One final note; the new T shirts, Sweatshirts and Polo shirts have finally been delivered – we had real problems with the original supplier and I was forced to find alternatives. The result is possibly better than the previous ones. Anyway, I am holding stock in a range of sizes and colours; all are a generous size and are available for immediate delivery if you would like one. Prices as follows: T Shirts £9.95, Sweatshirts £15.95 and Polo Shirts £12.95 (£16 for XXL); all plus postage. The small profit we make on these shirts helps to pay the fees for SOTAwatch and the database so help us to keep these excellent facilities alive. If you are coming to the Irvine Rally on 9th May then I will have stock with me, so please come along and say hello to some of the most regular Scottish activators.

Here’s hoping to work many of you this weekend


Barry Horning GM4TOE
Awards Manager

Congratulations also to Robert G0PEB on his recent elevation to Mountain Goat!


The last International SOTA Weekend in May 2009 saw the first Z3 SOTA activation from the summit of Topolchanski Rid, Z3/WM-048.

The first QSO was with Al, DJ5AA on 7 MHz CW and since then a total of 2800 HF QSO’s have been made. In a period of one year 44 activations from 9 summits have been achieved.

Most of the activations (33 so far) have been from summit of Krstovar, Z3/WM-046, at 1066m a.s.l. resulting in a total of 2300 QSO’s, all on HF, single activator. This summit has the largest number of activator QSO’s outside the UK, ranking around 13th place, world wide.

The highlight was the HF activation of the highest summit in Macedonia, Golem Korab, 2764m a.s.l. Two diplomas: 25 S2S and 50 S2S were achieved (now heading towards 100 S2S).

Some activations resulted in a record number of QSO’s (337).

I am trying to attract new activators from Macedonia and I hope that they will appear during this years International SOTA Weekend.

I am pleased to report that we already have few Z3 SOTA chasers.

Vlado, Z35M
Association Manager

SMS INFO - from Andy MM0FMF

My SMS to Spotlite server is running 24hrs/day to allow activators to
spot themselves by sending an SMS rather than using a mobile internet
connection. Getting an SMS sent often seems to be more reliable than
getting a working internet connection when on a summit and many mobile
terms of service now include many free SMS making this much cheaper than
some mobile internet packages. Currently there are 44 registered users.
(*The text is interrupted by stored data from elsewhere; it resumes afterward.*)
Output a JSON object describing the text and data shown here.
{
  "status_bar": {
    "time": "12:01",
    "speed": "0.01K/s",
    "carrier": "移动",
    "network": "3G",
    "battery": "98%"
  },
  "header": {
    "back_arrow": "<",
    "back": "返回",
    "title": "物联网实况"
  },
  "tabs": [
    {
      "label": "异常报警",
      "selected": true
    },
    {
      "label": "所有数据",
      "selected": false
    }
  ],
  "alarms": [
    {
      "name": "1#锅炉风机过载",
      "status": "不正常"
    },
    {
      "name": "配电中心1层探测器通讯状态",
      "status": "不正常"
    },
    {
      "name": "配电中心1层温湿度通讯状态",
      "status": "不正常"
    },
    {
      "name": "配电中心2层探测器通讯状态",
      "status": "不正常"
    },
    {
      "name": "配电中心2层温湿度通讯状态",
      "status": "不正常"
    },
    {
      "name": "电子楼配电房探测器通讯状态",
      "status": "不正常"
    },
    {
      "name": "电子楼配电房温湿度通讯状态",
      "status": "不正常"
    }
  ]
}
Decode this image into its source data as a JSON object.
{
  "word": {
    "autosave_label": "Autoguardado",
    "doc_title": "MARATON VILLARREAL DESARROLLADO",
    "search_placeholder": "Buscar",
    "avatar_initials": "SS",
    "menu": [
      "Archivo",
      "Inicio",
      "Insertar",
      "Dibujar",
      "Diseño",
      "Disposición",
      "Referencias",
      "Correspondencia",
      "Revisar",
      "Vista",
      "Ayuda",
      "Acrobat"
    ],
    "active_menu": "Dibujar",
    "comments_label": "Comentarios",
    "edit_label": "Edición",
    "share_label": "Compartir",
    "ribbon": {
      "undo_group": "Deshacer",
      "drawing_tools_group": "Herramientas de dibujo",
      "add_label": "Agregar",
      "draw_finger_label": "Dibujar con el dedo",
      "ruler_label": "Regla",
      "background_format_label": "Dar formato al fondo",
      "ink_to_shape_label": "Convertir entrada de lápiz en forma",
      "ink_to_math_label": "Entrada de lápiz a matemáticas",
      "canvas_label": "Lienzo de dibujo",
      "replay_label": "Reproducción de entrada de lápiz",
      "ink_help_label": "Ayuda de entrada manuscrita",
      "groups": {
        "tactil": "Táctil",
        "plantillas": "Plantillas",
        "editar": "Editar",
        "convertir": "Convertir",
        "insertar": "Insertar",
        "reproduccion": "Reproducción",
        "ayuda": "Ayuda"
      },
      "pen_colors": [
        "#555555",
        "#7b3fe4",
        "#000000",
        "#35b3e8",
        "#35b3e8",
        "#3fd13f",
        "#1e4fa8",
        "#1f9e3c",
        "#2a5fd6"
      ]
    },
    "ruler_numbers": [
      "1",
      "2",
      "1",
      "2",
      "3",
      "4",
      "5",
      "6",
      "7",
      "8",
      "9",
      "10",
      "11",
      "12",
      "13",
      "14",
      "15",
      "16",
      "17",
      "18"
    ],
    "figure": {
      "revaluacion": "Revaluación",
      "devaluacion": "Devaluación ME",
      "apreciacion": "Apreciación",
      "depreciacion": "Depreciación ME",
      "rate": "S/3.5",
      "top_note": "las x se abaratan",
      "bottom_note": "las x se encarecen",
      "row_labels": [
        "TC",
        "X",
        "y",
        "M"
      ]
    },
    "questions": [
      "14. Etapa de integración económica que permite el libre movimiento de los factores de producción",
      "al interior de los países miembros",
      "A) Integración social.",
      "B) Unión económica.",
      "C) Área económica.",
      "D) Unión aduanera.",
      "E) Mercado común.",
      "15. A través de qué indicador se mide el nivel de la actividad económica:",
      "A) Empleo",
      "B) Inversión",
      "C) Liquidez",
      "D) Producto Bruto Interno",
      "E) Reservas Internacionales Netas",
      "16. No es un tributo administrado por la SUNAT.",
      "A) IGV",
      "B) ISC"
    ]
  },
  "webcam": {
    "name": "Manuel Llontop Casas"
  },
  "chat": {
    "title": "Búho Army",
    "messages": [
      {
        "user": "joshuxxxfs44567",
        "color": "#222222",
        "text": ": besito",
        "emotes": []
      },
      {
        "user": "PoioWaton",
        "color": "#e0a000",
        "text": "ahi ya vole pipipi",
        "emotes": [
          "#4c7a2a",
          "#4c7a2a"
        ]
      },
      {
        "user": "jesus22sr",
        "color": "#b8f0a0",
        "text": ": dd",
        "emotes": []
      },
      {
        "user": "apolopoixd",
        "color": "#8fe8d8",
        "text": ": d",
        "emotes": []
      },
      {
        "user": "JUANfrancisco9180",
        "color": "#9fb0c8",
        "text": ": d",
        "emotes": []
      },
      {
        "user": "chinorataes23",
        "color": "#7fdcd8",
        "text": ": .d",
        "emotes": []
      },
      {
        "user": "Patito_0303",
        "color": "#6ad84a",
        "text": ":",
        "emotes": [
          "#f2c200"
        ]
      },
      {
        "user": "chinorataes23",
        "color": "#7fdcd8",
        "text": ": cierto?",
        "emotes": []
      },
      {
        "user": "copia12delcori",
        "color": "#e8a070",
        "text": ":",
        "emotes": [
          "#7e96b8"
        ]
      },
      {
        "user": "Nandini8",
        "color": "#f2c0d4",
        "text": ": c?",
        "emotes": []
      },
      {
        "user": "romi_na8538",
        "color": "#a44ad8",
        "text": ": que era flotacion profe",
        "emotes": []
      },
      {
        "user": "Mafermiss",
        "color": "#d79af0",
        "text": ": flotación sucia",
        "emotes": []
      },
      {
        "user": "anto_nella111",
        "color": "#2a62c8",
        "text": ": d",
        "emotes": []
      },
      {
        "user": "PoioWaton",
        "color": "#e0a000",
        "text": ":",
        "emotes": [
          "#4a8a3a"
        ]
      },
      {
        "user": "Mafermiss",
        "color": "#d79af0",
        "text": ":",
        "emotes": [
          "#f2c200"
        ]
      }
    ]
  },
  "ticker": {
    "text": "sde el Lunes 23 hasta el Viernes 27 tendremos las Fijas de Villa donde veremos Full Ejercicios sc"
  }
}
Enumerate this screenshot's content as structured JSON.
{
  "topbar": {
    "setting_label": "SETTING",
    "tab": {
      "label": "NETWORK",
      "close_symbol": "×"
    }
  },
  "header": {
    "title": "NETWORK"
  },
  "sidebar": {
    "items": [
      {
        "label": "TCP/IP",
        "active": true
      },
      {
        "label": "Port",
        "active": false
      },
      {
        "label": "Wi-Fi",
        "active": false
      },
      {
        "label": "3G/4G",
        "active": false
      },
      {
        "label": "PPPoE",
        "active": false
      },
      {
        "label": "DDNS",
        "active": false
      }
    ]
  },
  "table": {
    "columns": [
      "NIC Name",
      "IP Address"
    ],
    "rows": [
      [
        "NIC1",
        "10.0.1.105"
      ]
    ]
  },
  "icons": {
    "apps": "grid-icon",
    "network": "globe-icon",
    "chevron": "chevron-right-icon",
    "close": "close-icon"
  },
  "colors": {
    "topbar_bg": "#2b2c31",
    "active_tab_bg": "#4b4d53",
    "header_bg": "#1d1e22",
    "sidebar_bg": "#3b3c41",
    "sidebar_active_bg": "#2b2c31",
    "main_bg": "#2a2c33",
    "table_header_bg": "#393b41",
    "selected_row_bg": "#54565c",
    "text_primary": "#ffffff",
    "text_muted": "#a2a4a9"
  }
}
Use of the service is completely free and available to anyone no matter
which country they are from. If you want to use the server send me an
email including your name, callsign and mobile phone number and I’ll add
you to the users.

emails to mm0fmf AT


Combining SOTA with WOTA and an interest in Alfred Wainwright’s work

A year or so ago pressure was placed on the SOTA Management team via the SOTA reflector by several SOTA participants who wanted the lesser summits in the UK, known to some as HUMPS, to be included within the English Association. These are the hills with 100m prominence. The current Marilyn list, as we know, uses 150m prominence. I chose not to get involved in this debate, which came to nothing in the end. My personal view being that the programme was best left as it was. What arose out of this debate though was a regional scheme called Wainwrights On The Air (WOTA) which was created by Julian Moss G4ILO. The programme is based on activating and chasing Alfred Wainwright’s 214 Lake District Fells. As a keen walker who started bagging Wainwrights anyway in 2008 this programme interested me. So now when I am walking in the Lake District the two interests of SOTA and WOTA activation have been combined.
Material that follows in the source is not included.